Like most building contractors of the time, Perry deferred to the superior skill of his enslaved workers, in Perry’s case 27 of them. Two of Jefferson’s most competent tradesmen, John Neilson and James Dinsmore, did execute finished wood elements themselves but also used enslaved workers, as did most of the principal builders working on the University.
Whether a contractor owned, rented or leased enslaved workers, the practice of using slaves was ubiquitous. As John Neilson remarked about University work in 1823: “[O]ur workmen are nearly all Africans. Peck employs four of the Proctor’s carpenters; his old man Sam is an appendage to the university being a master of all Arts, at one time a carpenter then tin man next painter.”
With the drive for perfection came impracticality. Jefferson could be blind to the realities of some of his own idealistic inventions, like a hidden “terras” roof design that allowed for a flat deck above the student rooms, or the use of an innovative tin shingle roof covering that leaked. Jefferson was never good at explaining his vision, for instance why some of the column capitals had to be carved in Italy; he just relied on friends like James Madison who argued for the increasingly higher state funds.
Even so, Jefferson could be shrewdly pragmatic when it came to the politics of his projects. With each passing year, Jefferson refused to allow the University to open early, lest his funding dry up before all the buildings were completed. He insisted on waiting until 1825, when the Rotunda was well underway.

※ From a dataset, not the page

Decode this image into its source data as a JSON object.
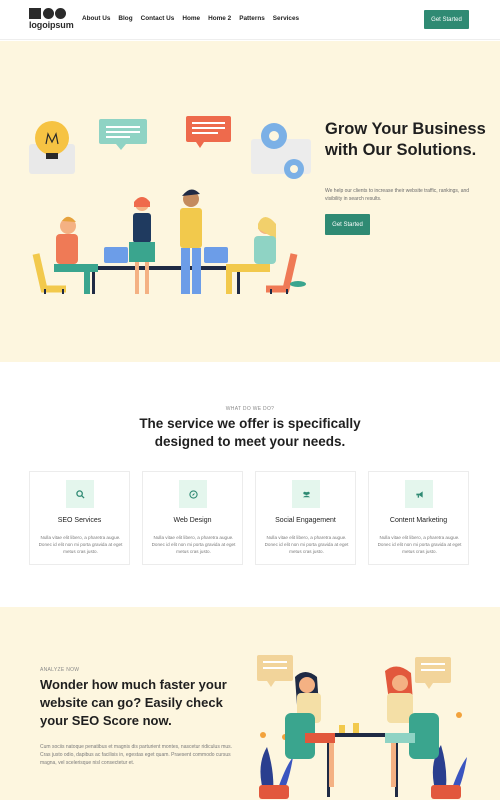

Jefferson referred to his university as “the last of my mortal cares, and the last service I can render my country.” He had put all his remaining energy into construction details large and small. He told a friend, “The little of the powers of life which remains to me, I consecrate to our University.”

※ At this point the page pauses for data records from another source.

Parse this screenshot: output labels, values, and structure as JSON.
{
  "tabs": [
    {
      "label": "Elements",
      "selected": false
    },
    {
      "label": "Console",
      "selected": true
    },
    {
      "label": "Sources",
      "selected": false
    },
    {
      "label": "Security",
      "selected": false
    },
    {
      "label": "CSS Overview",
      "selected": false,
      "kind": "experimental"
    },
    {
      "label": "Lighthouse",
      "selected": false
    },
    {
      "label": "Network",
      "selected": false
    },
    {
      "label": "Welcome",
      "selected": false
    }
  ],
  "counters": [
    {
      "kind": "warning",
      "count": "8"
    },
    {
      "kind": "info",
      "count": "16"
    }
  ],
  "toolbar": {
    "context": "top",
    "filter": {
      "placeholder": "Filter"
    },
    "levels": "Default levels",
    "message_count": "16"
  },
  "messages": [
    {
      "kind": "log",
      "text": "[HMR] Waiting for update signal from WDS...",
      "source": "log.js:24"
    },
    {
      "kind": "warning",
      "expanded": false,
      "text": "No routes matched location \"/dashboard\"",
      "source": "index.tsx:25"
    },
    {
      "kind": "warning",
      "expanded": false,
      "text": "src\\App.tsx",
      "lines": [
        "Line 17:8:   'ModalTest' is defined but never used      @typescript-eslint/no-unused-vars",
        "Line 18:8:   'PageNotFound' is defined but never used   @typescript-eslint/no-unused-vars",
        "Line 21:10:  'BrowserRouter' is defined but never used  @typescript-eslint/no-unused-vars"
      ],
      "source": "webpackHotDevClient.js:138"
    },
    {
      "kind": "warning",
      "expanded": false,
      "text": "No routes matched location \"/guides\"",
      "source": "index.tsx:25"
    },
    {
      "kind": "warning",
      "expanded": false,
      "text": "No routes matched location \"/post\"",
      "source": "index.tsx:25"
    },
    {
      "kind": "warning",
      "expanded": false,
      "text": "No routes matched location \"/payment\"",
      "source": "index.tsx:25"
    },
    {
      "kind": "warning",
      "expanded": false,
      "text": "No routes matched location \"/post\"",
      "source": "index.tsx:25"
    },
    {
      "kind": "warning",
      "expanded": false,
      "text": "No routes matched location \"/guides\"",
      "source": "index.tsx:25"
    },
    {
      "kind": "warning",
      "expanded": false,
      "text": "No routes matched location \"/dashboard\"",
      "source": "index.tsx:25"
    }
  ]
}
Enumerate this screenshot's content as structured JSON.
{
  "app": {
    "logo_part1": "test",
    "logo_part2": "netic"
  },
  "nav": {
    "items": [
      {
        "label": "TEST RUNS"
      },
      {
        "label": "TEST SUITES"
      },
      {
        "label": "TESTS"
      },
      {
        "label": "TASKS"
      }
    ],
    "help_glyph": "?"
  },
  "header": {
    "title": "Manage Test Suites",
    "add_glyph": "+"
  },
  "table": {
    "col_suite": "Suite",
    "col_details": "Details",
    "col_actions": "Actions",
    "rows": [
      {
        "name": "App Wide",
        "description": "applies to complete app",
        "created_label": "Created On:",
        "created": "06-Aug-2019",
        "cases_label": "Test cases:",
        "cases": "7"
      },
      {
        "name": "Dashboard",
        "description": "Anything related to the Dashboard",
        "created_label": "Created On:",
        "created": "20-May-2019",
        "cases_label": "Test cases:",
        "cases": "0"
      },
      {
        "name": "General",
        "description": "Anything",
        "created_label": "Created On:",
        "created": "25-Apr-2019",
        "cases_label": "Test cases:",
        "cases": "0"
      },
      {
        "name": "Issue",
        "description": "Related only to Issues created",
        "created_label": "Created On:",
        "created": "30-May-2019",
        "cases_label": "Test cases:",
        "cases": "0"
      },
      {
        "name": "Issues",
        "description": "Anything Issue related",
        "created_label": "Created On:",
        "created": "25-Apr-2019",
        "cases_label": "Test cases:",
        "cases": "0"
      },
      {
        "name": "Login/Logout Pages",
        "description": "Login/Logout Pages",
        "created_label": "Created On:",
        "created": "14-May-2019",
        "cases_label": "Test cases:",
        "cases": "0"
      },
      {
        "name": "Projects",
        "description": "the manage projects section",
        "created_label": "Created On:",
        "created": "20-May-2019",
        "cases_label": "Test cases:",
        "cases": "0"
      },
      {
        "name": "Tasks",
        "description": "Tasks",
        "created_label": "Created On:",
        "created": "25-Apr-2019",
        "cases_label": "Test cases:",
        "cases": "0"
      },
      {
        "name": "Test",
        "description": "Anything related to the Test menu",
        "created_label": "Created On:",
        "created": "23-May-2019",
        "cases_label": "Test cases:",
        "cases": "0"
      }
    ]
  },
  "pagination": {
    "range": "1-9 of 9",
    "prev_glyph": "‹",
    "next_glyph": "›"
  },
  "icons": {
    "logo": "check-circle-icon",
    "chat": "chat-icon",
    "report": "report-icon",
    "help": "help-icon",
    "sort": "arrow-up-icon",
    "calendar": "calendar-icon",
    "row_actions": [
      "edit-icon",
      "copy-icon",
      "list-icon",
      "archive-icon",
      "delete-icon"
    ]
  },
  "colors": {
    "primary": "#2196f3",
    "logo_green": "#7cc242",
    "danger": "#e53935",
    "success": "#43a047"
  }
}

He played the part of construction foreman to the end. The month before his July 4, 1826, death, he corresponded with his grandson in Boston about the proper water pipes for the University. On the day he died, University bursar Alexander Garrett was on hand at Monticello to discuss University business.
Jefferson confided to a friend the year before he died: “I am closing the last scenes of my life by fashioning and fostering an establishment for the instruction of those who are to come after us. I hope its influence on their virtue, freedom, fame, and happiness will be salutary and permanent.” The historical record can only begin to capture the years and labors Jefferson spent to get his big academic idea built to last.